When it comes to divorce dramas, the easy way is to go big, to ramp up the emotions of such an emotionally distraught experience, and to tip into the overwrought territory of melodrama. I can already imagine the animated shouting fests and crying fests. Then there’s the impulse to go the bitterness route, like 2005’s The Squid and the Whale, where the movie takes a cue from its feuding parents and infuses the film with a dark, overpowering sense of acrimony. I credit directors Scott McGehee and David Siegel (The Deep End, Bee Season) for making arguably one of the most subdued movies about divorce I’ve ever seen. It’s certainly not flippant in the slightest, treating the subject, and mainly the toxic effect on Maisie, with sincerity and good taste. But as far as overblown shouting matches, they’re kept to a minimum and mostly comprise the first fifteen minutes of the movie, establishing the inevitable divorce of Susanna and Beale. The movie ignores the sensational and focuses on the ordinary, little moments of complete believability that serve to build, like brick by brick, the overall reality of the story. You’ll watch the film and think to yourself that, even with parents with completely outlandishly rich professions, that everything in this movie could realistically happen. Weird to think that James wrote his tale over 100 years ago and yet how relatable his conflicts still are to this day. However, because of this subdued, naturalistic approach, What Maisie Knew can’t quite find a proper ending. The one presented seems a tad too pat and tidy for this movie. It almost approaches a“happy ending,” though not quite. Still, knowing how thick-skulled both Susanna and Beale are, it’s hard to think that they will ever come to their senses and do what’s in the best interest of Maisie.

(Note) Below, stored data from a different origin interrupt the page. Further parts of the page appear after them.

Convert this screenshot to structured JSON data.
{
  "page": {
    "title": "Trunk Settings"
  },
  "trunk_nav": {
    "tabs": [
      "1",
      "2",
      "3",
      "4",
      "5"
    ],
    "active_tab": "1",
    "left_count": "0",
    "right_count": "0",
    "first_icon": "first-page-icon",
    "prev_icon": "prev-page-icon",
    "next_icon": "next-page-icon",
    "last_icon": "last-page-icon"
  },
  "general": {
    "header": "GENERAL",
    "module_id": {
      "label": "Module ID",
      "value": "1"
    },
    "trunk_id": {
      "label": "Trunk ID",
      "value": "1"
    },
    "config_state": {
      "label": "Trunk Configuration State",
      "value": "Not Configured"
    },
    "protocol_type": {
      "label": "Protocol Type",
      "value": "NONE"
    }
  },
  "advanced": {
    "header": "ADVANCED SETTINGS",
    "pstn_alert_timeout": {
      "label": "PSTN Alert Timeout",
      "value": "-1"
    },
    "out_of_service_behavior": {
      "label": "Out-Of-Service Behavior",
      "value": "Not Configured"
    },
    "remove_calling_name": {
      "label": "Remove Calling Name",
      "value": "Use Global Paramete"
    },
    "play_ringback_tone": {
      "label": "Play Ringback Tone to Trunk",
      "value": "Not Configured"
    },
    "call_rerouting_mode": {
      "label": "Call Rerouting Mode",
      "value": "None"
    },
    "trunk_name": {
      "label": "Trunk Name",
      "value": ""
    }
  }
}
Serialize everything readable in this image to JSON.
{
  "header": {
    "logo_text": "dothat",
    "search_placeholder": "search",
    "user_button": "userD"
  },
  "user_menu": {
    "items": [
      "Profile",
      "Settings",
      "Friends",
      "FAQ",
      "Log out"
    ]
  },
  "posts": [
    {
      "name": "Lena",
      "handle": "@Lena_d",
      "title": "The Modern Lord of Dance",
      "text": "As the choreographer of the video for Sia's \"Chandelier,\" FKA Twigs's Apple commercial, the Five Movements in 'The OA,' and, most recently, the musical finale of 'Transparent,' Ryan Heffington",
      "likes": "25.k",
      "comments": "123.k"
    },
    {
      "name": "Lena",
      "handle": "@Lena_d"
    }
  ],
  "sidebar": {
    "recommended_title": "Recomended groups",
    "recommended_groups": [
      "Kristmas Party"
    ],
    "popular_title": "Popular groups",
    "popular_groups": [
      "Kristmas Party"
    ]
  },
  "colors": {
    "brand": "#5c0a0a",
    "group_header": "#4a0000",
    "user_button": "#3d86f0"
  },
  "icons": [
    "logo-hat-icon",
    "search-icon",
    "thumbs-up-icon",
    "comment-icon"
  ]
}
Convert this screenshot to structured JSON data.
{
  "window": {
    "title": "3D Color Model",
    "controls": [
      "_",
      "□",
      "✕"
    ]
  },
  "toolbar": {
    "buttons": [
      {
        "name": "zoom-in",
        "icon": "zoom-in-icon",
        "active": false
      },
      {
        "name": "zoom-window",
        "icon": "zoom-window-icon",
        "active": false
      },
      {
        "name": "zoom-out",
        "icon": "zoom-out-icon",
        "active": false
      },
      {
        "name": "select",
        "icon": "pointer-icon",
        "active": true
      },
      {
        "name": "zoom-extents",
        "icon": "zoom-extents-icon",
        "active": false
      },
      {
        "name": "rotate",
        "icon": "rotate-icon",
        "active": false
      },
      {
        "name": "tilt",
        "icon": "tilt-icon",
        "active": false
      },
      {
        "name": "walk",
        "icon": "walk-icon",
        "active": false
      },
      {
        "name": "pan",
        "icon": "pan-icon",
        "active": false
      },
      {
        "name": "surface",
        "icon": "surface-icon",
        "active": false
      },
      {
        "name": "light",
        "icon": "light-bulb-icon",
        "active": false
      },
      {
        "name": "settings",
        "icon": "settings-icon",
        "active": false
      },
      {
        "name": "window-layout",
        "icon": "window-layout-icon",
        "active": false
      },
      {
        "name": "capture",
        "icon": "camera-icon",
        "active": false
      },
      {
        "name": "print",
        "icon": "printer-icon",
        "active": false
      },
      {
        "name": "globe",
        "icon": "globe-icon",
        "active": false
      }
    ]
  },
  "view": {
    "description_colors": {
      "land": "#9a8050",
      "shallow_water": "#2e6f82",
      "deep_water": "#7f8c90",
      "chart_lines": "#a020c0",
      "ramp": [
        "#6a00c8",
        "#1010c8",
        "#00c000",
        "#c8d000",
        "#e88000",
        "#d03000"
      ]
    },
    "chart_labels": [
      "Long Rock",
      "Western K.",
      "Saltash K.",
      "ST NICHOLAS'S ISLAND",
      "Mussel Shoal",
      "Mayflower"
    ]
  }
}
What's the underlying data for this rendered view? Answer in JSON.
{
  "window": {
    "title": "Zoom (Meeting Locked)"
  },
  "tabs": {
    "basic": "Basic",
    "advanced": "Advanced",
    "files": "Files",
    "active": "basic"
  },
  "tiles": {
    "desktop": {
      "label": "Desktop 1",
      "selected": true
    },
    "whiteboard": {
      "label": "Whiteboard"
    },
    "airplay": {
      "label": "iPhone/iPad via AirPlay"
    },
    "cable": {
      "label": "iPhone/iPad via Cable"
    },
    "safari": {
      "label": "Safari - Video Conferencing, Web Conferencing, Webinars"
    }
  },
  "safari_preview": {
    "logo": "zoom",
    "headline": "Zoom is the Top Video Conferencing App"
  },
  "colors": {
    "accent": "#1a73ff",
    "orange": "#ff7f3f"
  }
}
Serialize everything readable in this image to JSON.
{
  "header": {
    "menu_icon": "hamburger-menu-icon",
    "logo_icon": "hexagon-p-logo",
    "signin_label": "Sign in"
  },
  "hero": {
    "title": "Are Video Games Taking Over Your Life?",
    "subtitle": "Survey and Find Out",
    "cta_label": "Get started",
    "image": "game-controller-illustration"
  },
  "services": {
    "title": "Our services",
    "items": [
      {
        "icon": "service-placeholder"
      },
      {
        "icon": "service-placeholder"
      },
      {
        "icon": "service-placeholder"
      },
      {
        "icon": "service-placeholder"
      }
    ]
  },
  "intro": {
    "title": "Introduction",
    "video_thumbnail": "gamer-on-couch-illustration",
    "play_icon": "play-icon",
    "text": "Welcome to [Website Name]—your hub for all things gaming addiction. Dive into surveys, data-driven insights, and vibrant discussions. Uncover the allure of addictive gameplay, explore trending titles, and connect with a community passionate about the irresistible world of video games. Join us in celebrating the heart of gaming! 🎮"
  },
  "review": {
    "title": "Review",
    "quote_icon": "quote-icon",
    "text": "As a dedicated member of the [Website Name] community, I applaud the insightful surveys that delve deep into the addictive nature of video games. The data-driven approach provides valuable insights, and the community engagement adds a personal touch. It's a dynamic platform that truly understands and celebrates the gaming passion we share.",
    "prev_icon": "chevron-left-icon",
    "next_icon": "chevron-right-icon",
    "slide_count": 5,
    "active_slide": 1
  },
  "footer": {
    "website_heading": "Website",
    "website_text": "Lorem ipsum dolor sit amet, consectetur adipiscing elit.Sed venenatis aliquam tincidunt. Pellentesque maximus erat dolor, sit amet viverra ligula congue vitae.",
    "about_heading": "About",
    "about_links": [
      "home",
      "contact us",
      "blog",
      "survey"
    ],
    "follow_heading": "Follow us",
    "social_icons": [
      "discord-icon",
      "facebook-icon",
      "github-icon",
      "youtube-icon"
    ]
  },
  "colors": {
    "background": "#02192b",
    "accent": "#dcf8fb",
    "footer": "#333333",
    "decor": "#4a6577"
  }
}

This can be an uncomfortable movie to watch because Maisie’s mom and dad are so destructively neglectful and self-involved. There’s a perverse rubbernecking draw to seeing the antics of truly awful parenting. You’ll find yourself getting very mad at how terrible these people are at being human beings. Susanna and Beale interrogate their daughter for ammo they can use against the other, twisting and manipulating the kid that we wonder if either truly cares about. Dad’s always full of excuses and mom’s looking to flee from responsibility at a moment’s notice, dumping her daughter on her latest boyfriend. You’ll find yourself easily sympathizing with Lincoln and Margo, the two people who love Maisie most and would make the best parents for her. I began rooting that they just abduct Maisie and start a new life as a family in a different country. The unchecked narcissism of both Susanna and Beale could serve as a clinical study. It’s a wonder that Maisie seems like a bright, playful, and relatively normal kid. For now.
Another aspect of McGehee and Siegel’s joint direction that I really enjoyed was how the movie takes on the perspective of little Maisie; she is our eyes and ears, and often the camera framing will instinctively mirror her own point of view, cutting off adults. It’s an interesting visual approach but it also further tethers us to this girl, forcing us to think even deeper about Maisie’s perspective, and how she’s interpreting the angry words. I suppose there is a valid argument to be had that a seven-year-old child is going to be a rather limited perspective on such a contentious conflict. There’s also the nature of Maisie. She’s a relatively quiet child, given to poking her head around corners and staring with those big glassy eyes of hers. Given the fact that she’s a child, and processing a painful life experience, don’t expect her to divulge too much about her thoughts and feelings. She’s an opaque presence and I realize that that can get frustrating for some. She’s not the kind of kid that’s going to burst into tantrums. This girl is internalizing all the pain and confusion. Having a passive prism for your movie might be akin to telling a love story from the point of view of a potted fern. Literally anchoring the camerawork to Maisie (I don’t want to oversell this as if it’s a stylistic gimmick) forces us to constantly think of every action through its impact upon Maisie. It’s not exactly a coming of age or loss of innocence tale but more a combination of the two.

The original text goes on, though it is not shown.